The story of Wilkes-Barre, Pennsylvania’s modern hard-rock stars Breaking Benjamin sports some cruel symmetries, burnt bridges and just rewards. Leaving bona fide opportunity on the table in favor of a big gamble, original members Aaron Fink (guitar) and Mark James Klepaski (bass) left Lifer, a Korn- and Alice in Chains-inspired hard-rock band already signed to Universal, to join forces with Ben Burnley, a hometown songwriter in whom they fiercely believed. These leaps of faith seldom pan out, but this one time it did. The new band, Strangers with Candy, rechristened themselves Breaking Benjamin and immediately began a steady ascent from opener and up-and-comer to headliner and hitmaker, a staple of modern rock radio stations like our own WRRV.
Lifer’s eponymous 2001 major-label debut eventually proved to be a swan song as well. But let the record show that Lifer’s singer and songwriter Nick Coyle hardly went gentle into that good night. Coyle got signed again in 2005 with the band Drama Club, built a career as a commercial music composer and released an interesting and surprisingly quiet electro-rock solo record, Sound Makes Waves, in 2014. Good on him.
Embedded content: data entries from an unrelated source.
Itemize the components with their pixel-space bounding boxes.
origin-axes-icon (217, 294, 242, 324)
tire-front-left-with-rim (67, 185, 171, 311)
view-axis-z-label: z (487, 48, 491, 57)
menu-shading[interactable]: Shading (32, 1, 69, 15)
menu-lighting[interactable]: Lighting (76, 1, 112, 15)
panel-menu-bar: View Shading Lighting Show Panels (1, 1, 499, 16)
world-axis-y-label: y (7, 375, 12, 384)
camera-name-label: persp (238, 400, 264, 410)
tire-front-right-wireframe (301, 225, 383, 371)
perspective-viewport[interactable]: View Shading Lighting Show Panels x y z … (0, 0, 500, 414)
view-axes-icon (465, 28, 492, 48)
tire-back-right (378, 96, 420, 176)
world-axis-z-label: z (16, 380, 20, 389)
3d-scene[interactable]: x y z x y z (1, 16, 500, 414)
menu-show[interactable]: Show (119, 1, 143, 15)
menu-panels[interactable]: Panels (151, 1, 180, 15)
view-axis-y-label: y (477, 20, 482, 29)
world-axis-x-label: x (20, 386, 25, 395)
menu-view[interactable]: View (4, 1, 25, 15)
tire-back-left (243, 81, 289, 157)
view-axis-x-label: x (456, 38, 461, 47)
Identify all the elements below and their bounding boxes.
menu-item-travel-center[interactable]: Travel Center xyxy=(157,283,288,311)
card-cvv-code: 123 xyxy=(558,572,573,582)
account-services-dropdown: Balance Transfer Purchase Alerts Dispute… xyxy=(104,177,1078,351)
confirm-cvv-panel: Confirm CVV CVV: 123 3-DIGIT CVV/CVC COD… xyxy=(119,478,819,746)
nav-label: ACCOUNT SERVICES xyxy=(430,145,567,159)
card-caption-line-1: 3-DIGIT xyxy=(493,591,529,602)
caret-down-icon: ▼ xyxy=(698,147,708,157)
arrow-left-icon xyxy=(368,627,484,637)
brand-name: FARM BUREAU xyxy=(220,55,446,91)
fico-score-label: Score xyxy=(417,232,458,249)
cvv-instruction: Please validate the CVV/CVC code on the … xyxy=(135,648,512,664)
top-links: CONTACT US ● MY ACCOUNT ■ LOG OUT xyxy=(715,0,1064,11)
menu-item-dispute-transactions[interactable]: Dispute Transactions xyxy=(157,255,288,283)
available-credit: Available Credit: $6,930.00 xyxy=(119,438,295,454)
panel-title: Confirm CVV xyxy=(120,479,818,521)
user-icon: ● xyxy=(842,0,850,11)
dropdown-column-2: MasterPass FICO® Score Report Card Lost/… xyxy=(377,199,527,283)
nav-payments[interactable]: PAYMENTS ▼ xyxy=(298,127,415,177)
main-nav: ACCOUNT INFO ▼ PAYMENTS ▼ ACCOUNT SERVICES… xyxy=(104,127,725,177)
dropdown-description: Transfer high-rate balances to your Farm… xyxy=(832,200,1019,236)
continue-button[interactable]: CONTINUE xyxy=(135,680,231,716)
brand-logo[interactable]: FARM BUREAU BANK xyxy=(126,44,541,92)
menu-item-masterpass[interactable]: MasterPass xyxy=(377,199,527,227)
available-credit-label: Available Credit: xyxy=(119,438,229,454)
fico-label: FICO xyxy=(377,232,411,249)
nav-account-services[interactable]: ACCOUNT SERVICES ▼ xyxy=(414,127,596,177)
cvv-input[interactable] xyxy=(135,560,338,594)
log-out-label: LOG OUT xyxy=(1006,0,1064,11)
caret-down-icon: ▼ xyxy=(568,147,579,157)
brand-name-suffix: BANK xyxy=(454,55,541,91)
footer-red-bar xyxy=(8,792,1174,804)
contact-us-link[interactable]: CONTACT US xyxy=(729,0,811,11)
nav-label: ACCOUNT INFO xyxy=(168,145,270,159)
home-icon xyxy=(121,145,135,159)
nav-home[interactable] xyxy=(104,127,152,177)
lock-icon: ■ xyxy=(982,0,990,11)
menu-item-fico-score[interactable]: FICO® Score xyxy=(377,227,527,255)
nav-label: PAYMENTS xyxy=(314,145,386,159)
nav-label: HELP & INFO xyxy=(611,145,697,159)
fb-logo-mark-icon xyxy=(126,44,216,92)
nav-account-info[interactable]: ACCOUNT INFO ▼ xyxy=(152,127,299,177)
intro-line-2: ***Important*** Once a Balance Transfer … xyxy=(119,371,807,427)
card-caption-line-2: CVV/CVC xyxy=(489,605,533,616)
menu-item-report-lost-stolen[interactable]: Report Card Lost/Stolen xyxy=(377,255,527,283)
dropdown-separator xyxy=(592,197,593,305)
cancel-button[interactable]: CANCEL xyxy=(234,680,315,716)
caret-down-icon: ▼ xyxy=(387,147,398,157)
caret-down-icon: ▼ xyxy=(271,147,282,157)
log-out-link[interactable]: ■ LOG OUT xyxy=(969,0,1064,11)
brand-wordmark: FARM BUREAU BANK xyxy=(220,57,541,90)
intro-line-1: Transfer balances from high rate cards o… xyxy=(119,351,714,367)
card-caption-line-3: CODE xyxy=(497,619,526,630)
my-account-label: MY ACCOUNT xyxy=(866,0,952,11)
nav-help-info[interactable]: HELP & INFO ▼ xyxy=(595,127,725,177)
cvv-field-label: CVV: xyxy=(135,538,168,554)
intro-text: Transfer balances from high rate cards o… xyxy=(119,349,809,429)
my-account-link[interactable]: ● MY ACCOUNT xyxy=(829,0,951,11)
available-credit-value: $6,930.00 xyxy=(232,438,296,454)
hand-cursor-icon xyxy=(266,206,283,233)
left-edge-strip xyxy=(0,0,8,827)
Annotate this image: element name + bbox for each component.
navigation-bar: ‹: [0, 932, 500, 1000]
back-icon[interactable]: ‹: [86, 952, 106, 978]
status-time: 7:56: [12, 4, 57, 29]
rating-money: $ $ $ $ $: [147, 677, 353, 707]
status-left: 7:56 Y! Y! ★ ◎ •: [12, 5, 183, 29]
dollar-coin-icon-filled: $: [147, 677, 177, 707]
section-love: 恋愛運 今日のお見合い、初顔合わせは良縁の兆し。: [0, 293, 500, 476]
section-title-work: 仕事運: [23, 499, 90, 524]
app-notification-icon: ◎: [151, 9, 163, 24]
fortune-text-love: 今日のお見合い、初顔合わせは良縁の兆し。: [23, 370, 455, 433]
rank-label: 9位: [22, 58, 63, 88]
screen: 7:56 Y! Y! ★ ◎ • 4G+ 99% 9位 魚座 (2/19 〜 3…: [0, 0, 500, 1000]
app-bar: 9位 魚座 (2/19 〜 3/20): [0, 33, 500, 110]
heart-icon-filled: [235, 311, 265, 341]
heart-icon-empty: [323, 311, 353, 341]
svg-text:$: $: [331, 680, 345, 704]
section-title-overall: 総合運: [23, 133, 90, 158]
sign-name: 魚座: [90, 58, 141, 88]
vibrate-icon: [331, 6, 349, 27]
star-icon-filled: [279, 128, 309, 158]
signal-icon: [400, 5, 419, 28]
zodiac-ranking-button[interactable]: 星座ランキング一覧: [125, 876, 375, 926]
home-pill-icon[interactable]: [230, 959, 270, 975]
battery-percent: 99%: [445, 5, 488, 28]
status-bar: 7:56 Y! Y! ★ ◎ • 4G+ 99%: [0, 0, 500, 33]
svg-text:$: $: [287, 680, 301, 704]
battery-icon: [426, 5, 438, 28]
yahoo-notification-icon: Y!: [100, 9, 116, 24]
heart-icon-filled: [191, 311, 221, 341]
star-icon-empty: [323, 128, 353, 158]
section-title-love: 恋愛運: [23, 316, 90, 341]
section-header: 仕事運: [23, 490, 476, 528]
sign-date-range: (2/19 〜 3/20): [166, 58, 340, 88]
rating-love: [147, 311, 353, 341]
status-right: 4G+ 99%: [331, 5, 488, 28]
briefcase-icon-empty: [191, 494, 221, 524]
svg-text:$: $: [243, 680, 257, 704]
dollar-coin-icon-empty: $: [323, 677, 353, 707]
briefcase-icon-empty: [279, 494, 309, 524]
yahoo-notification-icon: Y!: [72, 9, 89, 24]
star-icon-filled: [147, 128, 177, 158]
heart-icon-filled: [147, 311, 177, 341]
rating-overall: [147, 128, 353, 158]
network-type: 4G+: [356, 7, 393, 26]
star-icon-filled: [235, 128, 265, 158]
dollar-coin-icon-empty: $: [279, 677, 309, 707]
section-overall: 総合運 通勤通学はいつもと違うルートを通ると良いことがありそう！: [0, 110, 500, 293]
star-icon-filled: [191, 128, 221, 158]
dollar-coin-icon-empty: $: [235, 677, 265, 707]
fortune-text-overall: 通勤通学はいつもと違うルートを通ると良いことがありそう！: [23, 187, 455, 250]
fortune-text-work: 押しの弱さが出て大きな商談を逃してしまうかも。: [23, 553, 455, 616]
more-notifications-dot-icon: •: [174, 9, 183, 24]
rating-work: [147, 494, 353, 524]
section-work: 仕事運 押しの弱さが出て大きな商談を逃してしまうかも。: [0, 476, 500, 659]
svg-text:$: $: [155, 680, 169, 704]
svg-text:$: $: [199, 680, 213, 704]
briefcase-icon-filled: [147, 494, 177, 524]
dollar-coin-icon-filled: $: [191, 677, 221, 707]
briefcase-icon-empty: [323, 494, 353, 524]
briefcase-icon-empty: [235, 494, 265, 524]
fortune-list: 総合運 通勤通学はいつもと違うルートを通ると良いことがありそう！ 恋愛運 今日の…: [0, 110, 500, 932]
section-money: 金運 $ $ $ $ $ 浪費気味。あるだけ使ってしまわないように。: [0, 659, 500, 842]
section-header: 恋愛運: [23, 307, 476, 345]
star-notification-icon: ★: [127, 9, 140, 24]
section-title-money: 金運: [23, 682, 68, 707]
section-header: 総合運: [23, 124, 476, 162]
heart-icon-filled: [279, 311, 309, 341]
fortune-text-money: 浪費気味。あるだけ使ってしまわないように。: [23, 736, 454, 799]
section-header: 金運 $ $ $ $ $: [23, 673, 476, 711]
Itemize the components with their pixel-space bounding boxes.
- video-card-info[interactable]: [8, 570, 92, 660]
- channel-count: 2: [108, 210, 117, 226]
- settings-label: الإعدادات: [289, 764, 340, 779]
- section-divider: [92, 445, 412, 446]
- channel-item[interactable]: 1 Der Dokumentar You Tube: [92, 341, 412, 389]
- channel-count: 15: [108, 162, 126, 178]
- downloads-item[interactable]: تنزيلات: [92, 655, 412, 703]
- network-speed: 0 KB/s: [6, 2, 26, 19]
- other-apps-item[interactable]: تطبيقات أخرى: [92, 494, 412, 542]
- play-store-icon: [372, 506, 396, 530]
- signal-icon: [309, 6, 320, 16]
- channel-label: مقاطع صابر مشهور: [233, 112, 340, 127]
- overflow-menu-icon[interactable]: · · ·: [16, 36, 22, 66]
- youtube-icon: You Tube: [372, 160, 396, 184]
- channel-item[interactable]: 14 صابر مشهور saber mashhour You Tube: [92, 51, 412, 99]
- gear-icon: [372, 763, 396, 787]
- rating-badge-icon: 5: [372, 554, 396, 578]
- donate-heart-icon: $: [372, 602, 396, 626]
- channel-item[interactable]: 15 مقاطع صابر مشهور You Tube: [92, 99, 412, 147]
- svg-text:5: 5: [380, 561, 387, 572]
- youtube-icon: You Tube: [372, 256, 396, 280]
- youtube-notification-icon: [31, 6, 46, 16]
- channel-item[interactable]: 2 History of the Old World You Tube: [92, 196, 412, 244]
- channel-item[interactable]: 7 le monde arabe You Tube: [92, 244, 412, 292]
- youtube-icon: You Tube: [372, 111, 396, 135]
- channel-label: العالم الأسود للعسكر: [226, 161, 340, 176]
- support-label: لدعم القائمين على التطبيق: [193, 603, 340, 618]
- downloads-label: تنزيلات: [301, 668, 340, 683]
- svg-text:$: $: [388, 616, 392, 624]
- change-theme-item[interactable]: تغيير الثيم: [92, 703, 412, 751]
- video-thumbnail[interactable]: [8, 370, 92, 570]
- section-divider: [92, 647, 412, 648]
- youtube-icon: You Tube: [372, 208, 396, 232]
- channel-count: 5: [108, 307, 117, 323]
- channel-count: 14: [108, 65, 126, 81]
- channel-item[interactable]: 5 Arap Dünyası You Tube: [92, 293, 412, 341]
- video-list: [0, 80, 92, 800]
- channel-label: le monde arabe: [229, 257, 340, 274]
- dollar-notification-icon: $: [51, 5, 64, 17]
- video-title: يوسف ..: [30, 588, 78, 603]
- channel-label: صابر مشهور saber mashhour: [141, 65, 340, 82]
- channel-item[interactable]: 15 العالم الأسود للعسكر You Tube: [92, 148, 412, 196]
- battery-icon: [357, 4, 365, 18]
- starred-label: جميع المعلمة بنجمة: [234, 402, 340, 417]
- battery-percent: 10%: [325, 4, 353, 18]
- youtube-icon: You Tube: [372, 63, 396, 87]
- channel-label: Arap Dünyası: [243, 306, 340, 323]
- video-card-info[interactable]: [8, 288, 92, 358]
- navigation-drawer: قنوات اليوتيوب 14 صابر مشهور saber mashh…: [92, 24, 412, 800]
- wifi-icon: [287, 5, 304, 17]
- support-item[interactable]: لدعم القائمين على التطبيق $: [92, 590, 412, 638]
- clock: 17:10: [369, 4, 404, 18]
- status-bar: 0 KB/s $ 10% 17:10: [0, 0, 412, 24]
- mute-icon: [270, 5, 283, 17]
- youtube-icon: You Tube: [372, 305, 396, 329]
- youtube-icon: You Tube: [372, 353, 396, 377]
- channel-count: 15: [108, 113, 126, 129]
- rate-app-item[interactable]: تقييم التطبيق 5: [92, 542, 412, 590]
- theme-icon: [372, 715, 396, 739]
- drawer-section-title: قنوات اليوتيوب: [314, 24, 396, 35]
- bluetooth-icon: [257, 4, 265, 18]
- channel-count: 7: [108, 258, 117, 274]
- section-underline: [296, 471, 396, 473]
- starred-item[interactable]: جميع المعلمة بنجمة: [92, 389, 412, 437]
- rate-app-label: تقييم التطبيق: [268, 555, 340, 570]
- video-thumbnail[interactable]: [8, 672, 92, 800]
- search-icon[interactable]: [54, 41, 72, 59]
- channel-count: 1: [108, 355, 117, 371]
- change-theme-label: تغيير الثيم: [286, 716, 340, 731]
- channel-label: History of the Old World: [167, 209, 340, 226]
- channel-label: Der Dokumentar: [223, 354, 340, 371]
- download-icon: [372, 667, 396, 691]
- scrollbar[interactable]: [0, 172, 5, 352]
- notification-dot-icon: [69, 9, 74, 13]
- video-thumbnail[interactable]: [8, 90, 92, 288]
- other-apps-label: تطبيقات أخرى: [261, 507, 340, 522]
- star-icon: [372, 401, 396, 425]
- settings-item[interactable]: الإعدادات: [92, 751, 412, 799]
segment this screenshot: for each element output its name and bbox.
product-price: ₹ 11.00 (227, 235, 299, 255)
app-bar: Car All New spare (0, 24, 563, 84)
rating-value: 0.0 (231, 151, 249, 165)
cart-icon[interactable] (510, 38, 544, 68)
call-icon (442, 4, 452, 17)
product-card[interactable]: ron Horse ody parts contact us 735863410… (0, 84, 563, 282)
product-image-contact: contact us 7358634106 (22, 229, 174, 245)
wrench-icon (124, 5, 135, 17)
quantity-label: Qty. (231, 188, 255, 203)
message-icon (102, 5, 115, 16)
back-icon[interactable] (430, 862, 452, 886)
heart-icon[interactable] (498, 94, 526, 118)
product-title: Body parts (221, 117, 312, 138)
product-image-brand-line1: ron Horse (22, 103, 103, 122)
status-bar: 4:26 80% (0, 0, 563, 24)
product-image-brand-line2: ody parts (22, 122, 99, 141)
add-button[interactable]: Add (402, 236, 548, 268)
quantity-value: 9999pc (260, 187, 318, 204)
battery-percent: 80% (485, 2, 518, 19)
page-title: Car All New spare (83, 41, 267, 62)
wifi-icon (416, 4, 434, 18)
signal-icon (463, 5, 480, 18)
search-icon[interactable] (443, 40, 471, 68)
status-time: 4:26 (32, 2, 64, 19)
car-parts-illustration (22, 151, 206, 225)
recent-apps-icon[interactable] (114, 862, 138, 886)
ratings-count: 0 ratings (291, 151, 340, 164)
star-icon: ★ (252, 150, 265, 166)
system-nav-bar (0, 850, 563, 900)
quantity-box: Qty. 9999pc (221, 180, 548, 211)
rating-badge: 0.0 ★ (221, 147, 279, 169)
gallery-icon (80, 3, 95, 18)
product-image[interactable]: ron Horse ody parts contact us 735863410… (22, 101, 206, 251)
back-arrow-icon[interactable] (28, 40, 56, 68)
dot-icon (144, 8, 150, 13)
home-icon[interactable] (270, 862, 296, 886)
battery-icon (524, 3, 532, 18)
To position Breaking Benjamin in the modern rock milieu, start with the grunge progenitors that all modern hard-rockers share; add in a healthy dash of dystopian foreboding à la System of a Down; chop and form the heaviest guitars, bass and drums with super-tight glitch editing à la Korn, but without the hip hop undertones; layer space-rock guitar arpeggios and crunch riffs all the day long; make scary screams and growls with your voice every now and then; but most of all, make sure that each and every song comes equipped with a buoyant, radio-ready melody and silky harmonies. Song after song, it is no secret why this band has done as well as it has; Burnley’s tunes bear out Fink and Klepaski’s gamble at every turn.
But what came around went around. Burnley’s alcohol-related hiatus in the early 20-teens was followed by disputes, litigation, a row over an unauthorized remix and the firing of Fink and Klepaski. A renewed Burnley resurfaced with a new lineup and a heavy album, 2015’s Dark before Dawn. Meanwhile, storied veterans reaching their 40s in a young man’s game, Fink has turned up in Gentleman East (1,121 Facebook “likes” as of today, but a really neat and much-more-classic-rock-styled EP), while Klepaski joined the Vampire Factory and released a Gothy metal single, “We Are One.”
Gentlemen, you all rock and should make peace soon, so you can enjoy the story together when you are old. But for now, the newly configured mothership tours on. Breaking Benjamin returns to the Mid-Hudson Civic Center in Poughkeepsie on Friday, September 11 at 8 p.m. as part of the WRRV 20th-anniversary concert series. General admission tickets cost $42.50 in advance, $45 on the day of the show. For tickets and more information, visit www.midhudsonciviccenter.org.
Breaking Benjamin. Friday, September 11, 8 p.m., $42/$45, Mid-Hudson Civic Center, 14 Civic Center Plaza, Poughkeepsie.